Business

Here’s the J.Lo-down

Debt ceiling? Oslo? Why worry about stuff like that when we can learn who’s breaking up with whom?

OK! promises to tell its readers “what really went wrong” with J.Lo and Marc Anthony, but its “exclusive” is sorely lacking in gory details. Aside from the obvious — that J.Lo is obsessed with her career and Marc caught the seven-year itch — we learn that Marc has been “spending time” with ex-wife and former Miss Universe Dayanara Torres. Better is the cover story on Brad Pitt’s flirtation with a young production assistant on the set of his new zombie thriller, “World War Z,” which has sent Angelina Jolie into a jealous rage. Noting that the unnamed brunette “started out being an assistant type but now she’s much more involved,” a source says “Angelina is right to be worried.”

Star managed a deft salvage of its big cover spread, “Plastic Surgery Confessions,” using nips and tucks to fit in the big news of J.Lo and what’s his name. The narrow J.Lo banner across the top cover spills all about their divorce: “Sexless Night, Other Women, Other Men, Final Screaming Match.” To squeeze it onto the cover, editors had to reduce ever so slightly, and thankfully, the head shots of seven female stars showing off fat, injected lips and pulled-back feline faces. J.Lo’s divorce price tag? $250 million. That fit in, too. Best are before-and-after photos of celebrity plastic surgeries.

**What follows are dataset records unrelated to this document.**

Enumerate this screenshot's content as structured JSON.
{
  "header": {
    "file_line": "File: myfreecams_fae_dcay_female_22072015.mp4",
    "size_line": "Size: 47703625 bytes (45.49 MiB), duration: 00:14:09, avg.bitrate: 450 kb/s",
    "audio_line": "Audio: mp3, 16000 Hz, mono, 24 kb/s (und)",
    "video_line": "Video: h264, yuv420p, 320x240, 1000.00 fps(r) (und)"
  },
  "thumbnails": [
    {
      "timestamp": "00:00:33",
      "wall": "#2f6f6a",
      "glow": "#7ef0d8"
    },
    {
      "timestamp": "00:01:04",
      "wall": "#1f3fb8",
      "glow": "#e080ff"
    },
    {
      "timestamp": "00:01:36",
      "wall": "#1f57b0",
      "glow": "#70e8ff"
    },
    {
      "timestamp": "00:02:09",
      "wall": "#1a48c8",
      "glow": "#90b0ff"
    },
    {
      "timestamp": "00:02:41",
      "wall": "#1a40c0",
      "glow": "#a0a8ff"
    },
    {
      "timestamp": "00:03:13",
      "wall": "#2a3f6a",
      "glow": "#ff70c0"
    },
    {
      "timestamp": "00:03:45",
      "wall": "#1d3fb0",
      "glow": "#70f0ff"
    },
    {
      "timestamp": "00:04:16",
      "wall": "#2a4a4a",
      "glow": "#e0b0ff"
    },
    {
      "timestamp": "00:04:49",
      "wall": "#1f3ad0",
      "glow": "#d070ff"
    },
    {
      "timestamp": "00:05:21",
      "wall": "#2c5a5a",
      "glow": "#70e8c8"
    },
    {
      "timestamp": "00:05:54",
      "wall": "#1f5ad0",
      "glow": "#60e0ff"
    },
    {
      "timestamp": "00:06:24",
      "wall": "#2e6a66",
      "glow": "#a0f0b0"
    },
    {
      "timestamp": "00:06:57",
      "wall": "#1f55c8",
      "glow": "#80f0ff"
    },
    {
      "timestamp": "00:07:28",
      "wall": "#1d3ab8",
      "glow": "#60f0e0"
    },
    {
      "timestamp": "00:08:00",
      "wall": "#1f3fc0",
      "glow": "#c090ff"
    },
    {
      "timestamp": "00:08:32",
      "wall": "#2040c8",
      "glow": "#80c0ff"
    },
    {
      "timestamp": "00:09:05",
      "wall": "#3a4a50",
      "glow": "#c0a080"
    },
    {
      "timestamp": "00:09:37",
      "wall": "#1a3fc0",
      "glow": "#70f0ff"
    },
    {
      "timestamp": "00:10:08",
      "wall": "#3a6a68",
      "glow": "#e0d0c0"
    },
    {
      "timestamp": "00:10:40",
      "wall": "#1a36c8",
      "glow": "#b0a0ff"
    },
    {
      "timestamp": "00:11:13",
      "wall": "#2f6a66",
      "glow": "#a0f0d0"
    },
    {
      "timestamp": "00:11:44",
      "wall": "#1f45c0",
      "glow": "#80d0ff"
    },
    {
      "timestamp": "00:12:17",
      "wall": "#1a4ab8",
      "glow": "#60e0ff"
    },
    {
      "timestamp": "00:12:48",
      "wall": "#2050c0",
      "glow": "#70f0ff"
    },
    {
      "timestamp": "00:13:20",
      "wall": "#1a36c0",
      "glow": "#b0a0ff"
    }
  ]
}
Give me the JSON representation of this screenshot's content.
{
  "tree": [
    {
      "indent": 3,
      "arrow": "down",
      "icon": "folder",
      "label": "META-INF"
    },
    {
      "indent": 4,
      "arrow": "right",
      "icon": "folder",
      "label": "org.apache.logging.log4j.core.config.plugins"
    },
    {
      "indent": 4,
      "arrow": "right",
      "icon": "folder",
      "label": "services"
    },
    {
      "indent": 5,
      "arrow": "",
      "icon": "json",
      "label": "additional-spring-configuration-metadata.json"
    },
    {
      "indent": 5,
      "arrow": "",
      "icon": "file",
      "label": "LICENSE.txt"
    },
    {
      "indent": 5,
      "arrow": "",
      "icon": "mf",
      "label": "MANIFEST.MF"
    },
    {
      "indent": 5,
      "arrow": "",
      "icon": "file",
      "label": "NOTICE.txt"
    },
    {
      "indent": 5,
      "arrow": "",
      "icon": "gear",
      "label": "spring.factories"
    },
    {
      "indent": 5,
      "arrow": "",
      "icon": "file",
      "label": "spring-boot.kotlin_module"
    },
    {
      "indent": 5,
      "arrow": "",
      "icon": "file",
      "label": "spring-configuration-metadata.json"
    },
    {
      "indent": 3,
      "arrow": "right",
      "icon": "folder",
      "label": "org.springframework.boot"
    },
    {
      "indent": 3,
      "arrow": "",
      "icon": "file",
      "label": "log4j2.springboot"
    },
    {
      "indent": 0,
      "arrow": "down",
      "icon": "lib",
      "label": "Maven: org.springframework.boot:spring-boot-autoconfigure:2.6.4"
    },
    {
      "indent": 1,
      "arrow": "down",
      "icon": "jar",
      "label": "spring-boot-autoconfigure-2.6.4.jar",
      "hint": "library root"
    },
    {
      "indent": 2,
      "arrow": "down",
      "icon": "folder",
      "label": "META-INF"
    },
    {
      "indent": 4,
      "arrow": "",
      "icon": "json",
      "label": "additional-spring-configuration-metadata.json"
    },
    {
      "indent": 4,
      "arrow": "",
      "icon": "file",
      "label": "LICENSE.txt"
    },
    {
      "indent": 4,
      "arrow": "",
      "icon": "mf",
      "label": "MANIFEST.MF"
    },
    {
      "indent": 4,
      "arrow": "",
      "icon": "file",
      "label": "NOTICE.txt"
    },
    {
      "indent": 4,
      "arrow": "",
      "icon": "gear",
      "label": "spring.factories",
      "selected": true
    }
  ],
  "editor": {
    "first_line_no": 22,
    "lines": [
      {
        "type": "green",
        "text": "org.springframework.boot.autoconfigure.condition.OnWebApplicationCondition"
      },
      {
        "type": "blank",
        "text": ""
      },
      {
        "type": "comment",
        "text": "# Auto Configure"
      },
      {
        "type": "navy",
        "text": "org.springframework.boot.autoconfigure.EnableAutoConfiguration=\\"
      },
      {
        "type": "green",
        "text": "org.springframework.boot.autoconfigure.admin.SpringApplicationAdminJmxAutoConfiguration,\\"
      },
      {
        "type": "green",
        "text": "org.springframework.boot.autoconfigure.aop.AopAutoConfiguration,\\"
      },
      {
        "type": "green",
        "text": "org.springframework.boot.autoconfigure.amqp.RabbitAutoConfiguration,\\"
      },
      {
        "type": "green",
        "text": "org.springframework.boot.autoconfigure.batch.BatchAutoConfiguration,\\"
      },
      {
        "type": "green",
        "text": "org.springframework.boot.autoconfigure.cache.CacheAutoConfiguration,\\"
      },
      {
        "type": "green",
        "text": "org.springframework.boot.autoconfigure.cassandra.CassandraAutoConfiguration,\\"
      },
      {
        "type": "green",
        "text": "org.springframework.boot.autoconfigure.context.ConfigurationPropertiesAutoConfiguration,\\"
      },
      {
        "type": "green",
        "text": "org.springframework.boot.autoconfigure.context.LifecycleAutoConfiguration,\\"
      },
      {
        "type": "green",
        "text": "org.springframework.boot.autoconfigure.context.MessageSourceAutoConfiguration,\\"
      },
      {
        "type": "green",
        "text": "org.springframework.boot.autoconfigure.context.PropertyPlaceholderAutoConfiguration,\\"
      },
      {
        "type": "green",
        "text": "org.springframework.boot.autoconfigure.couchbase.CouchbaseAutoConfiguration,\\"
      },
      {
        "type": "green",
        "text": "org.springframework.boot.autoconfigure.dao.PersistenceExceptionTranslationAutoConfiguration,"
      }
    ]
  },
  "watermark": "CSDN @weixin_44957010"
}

People gets right down to it and blames J.Lo’s split with Marc on him. He was a control freak who behaved badly when he didn’t get his way — most recently making a fuss over William Levy, the sultry Cuban telenovela star who played Lopez’s love interest in her new video “I’m into You.” People also tries to give us Anthony’s point of view, occasionally interjecting a statement from his “insider.” But the statements just lead us even more to suspect that the gossip rags have it right and the one-time Salsa King was an obsessive baby who was happy to make his lovely wife miserable because he knew he didn’t deserve her. In trying to refute rumors of his jealousy over her newly explosive career, for example, the People insider says: “He has always been very supportive of Jennifer’s career. But they got to a point where they started to see life differently. For Marc, life is about enjoying life. There are people that think life is all about work.” Bitter much?

Like People, US Weekly paints Anthony as a control freak who tried to wrest control from his beautiful wife, trying to boss her around in her career and at home. Also, he was allegedly jealous about everything, from other men to Lopez’s career. US delivers additional juicy tidbits on the breakup of the year, such as their explosive feuds over his smoking habit and Anthony’s dalliance with a flight attendant in 2009. The hookup almost led to their split, but Anthony pleaded with J.Lo to not leave him and she agreed to couples therapy, the mag tells us. The gossip rag also tells us about Anthony’s anger over Lopez’s manager, Benny Medina, and his lackadaisical attitude toward raising their twins — Max and Emme — whom he’s already agreed to give to Lopez as part of the divorce.

It’s hard to say which of New York‘s two big puff pieces is puffier. There’s one on Goldman Sachs CEO Lloyd Blankfein who, charming the pants off his interviewer, finishes a story about meeting with rapper 50 Cent saying, “And by the way, it’s ‘Fitty’ Cent. Fitty.” That, we must admit, was somewhat amusing. Less easy to stomach was the softball story on the New York Times, which at one point rhapsodizes about what it felt to be “the most satisfying moment in Page One,” referring to this spring’s boring, brown-nosing documentary that even the Times itself panned. More compelling — and depressing — was a feature about big developers who are destroying the mom-and-pop-shop vibe of Upper Broadway with a host of new skyscrapers that fill entire blocks with big, sterile, glass-front facades.

The New Yorker, for some reason, assigns its movie critic to write about the British tabloid culture. The result is a tut-tutting jawboner that declares “you cannot hear yourself think” in London because it has so many print newspapers: five tabloids and five broadsheets during the week alone, not counting the weekends. We’d submit that we’re a little jealous of Londoners in this regard, forced to make do instead with prim weeklies from the liberal establishment. We didn’t enjoy, for example, slogging through a dull non-story on the stalemate in Egypt that has developed between citizens and the army since the uprising of six months ago.

Just when you thought you’d had enough of Time, deciding that reading it was a chore, the magazine delivers a cover story on — we hate to say it — household chores. With many of us addled by the 11th-hour budget talks, the Greek debt crisis and the infernal heat wave, some will no doubt prefer an article on chores to this magazine’s more traditional summer fare on Martians or the Shroud of Turin. And many men will no doubt cheer the slant of the article, which finds that men are doing half the work but still not getting credit for it. Still, this week’s issue was one we found ourselves putting off reading until the last minute, and sulking about it the whole time.